Seguimos el curso acuático por la margen izquierda. Lo hacemos por ese lado porque ya no existe ninguna otra pasarela y tendríamos que vadearlo directamente. Sus corrientes se aproximan a un cantil, lo cual nos fuerza a ascender por un empinado repecho. Carecemos de cualquier tipo de sendero, por lo que aprovechamos las trochas creadas por los rebaños que aún se traen a pastar por estos rincones. Coronamos con fatiga un alto cerro y continuamos desplazándonos hacia el mediodía, sin perder de vista en ningún momento el barranco por el que discurre la rivera. Todos los terrenos circundantes están poblados de escobas y encinas, por lo que, muchas veces, en nuestro avance nos vemos obligados a romper directamente entre la espesura. Allá en la cumbre, en una zona de gran dominio paisajístico, descubrimos una rústica caseta, construida con toda probabilidad por los guardias, para cobijarse en su labor pretérita de impedir el contrabando trasfronterizo. Aprovecharon un picón rocoso como apoyo, completándolo con paredes rudimentarias e impermeabilizando la techumbre con tierra.

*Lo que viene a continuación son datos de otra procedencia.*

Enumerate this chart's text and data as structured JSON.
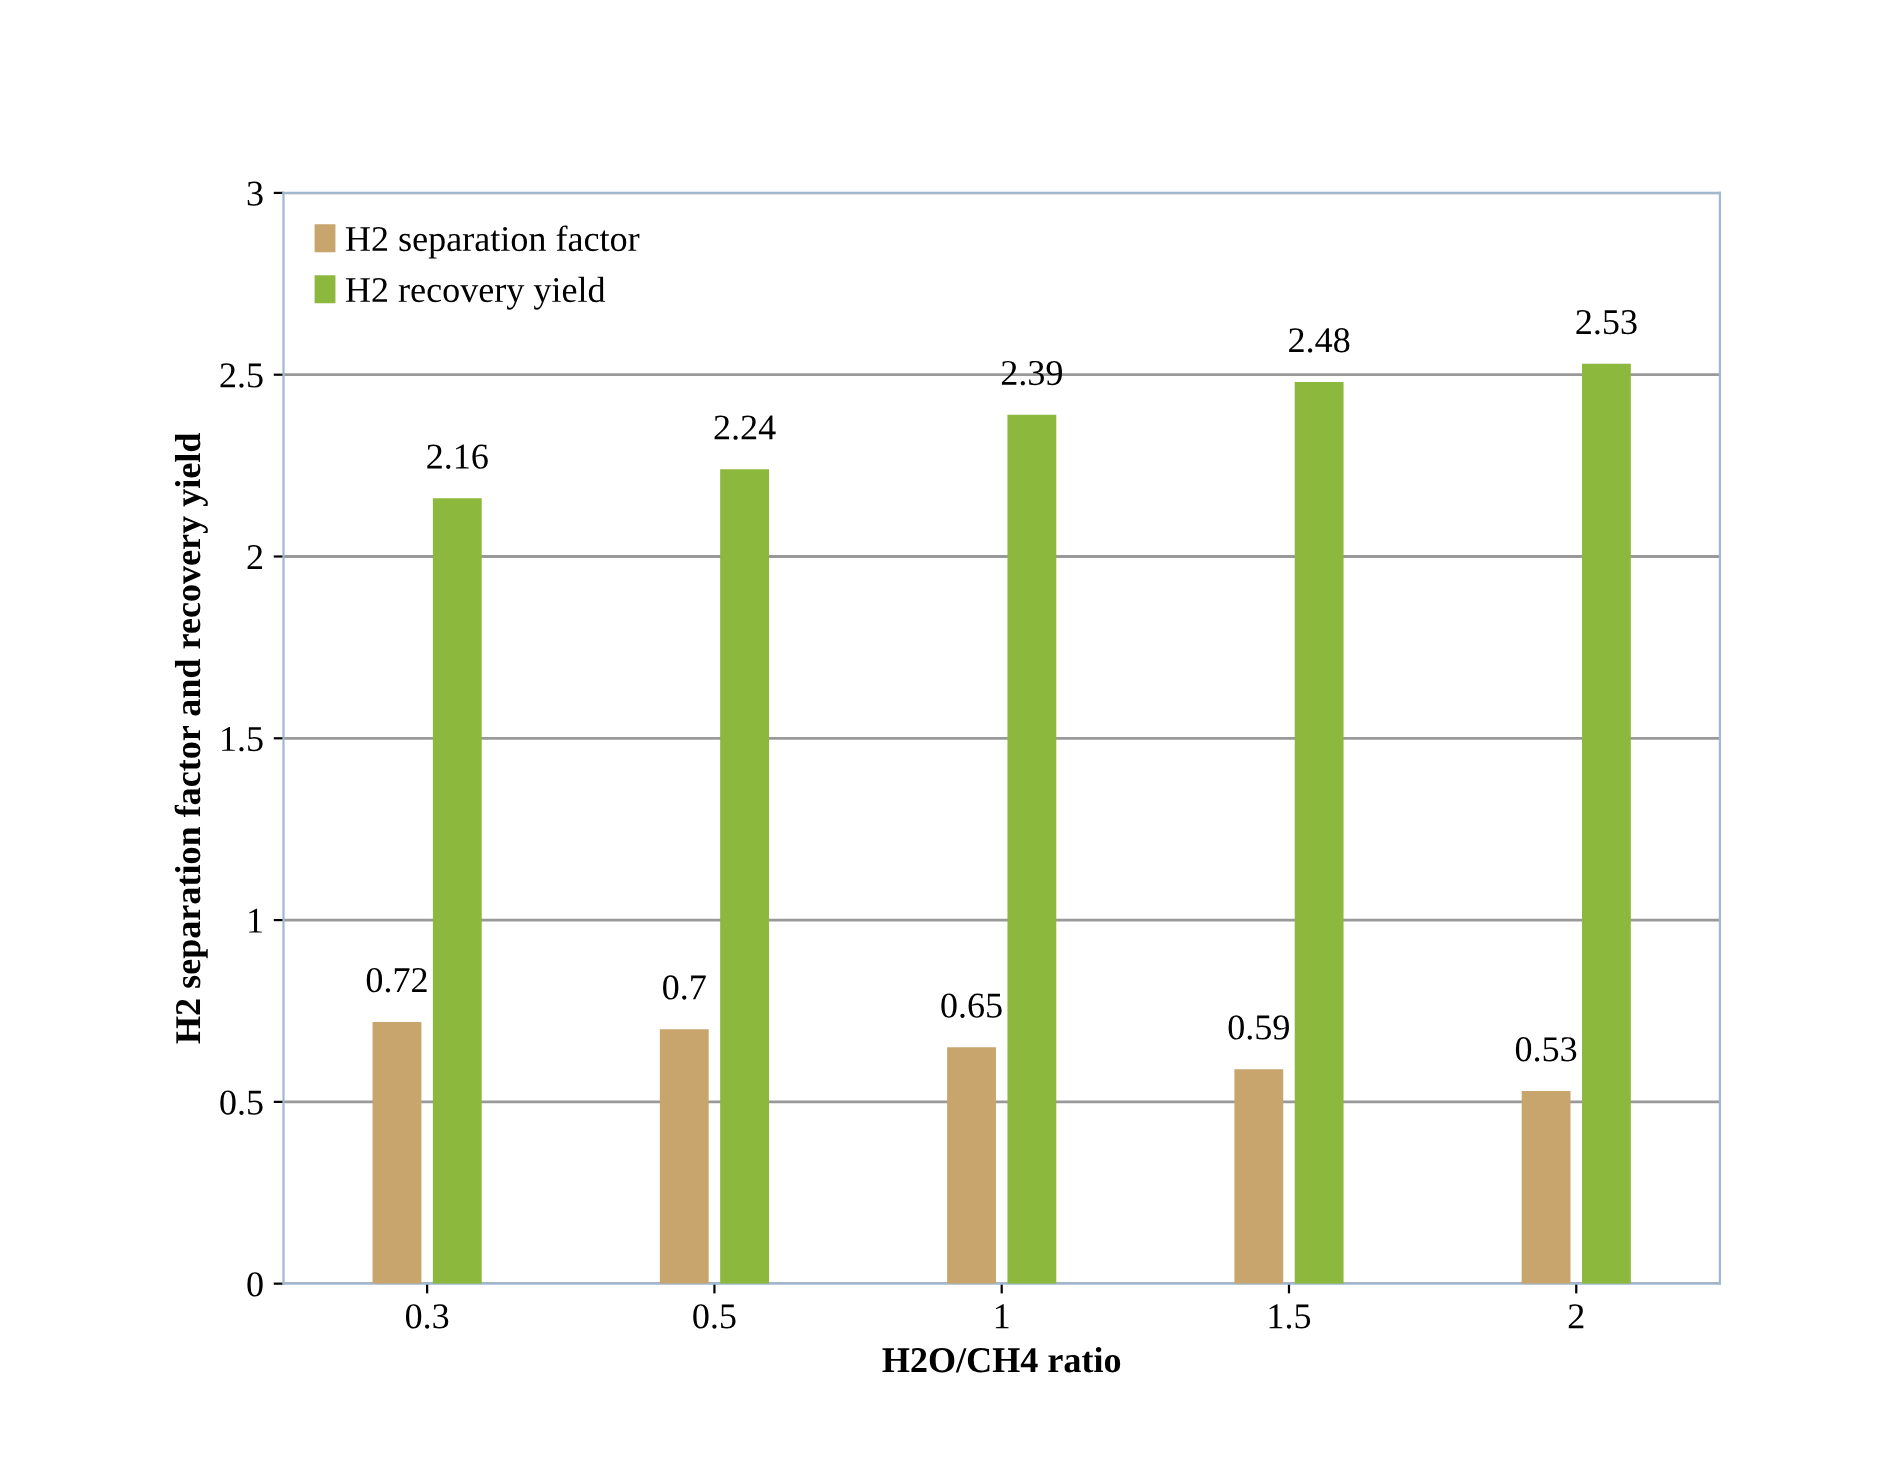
{
  "chart_data": {
    "type": "bar",
    "xlabel": "H2O/CH4 ratio",
    "ylabel": "H2 separation factor and recovery yield",
    "categories": [
      "0.3",
      "0.5",
      "1",
      "1.5",
      "2"
    ],
    "series": [
      {
        "name": "H2 separation factor",
        "color": "#c9a56e",
        "values": [
          0.72,
          0.7,
          0.65,
          0.59,
          0.53
        ]
      },
      {
        "name": "H2 recovery yield",
        "color": "#8db83e",
        "values": [
          2.16,
          2.24,
          2.39,
          2.48,
          2.53
        ]
      }
    ],
    "ylim": [
      0,
      3
    ],
    "yticks": [
      0,
      0.5,
      1,
      1.5,
      2,
      2.5,
      3
    ],
    "grid": "y",
    "legend": "top left",
    "data_labels": true
  }
}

Tras superar una leve vaguada alcanzamos otro otero similar. Por debajo el arroyo se precipita en rápidos sucesivos, generando un estruendo que impacta en estas soledades. Apenas lo divisamos, camuflado por espesas hileras de alisos. Volvemos a encontrar aquí otra caseta similar a la ya vista. Se apoya de nuevo en un berrueco, muy peculiar en este caso, pues posee una especie de buraco o hueco a modo de ventana natural. Otra vez más, las vistas panorámicas resultan impactantes. Hacia el mediodía se aprecia el tajo del Duero y los Arribes, distantes poco más de un kilómetro. Aunque no la divisamos directamente, allí se emplaza la presa de Castro, con su importante central hidroeléctrica y su poblado. El control estratégico hacia el vecino país es importante, presentándose estos parajes como magníficas atalayas.

Bajamos ahora hasta el propio lecho de la rivera, que en un corto tramo cuenta con un área de terreno llano aprovechada para una finca protegida por gruesa pared. Al fin de esa vega diminuta desagua un regato relativamente copioso. Adoptamos ese cauce como guía para regresar al pueblo, apartándonos definitivamente de los espacios fronterizos tan marginales y abruptos. Ya bastante arriba alcanzamos una hilera de prados sombreados por pujantes fresnedas. Sus carriles de acceso se transforman progresivamente en una cañada bien definida, rotulada en los mapas como camino de la Cancilla. En ciertos sectores sus lindes están definidas rotundamente por las paredes de las diversas parcelas. En otros, largas hileras de árboles originan un dosel vegetal fresco y sombrío. Algunas de esas tierras son viñas que aún se cuidan con esmero. A su vez, entre la masa vegetal circundante destacan diversos castaños, muy voluminosos. Franqueamos sucesivos empalmes y en todos ellos elegimos el ramal que enfila decididamente hacia el norte. Sorpresivamente, emergiendo sobre tanta fronda, comienza a aparecer el pueblo. Antes de alcanzar sus primeras casas atravesamos un vallejo más despejado. En él se ubica un pilón abrevadero y a su orilla el cementerio local de blancas paredes. Un par de pistas bien pavimentadas nos permiten superar un último y empinado repecho tras el que enlazamos ya con las calles locales.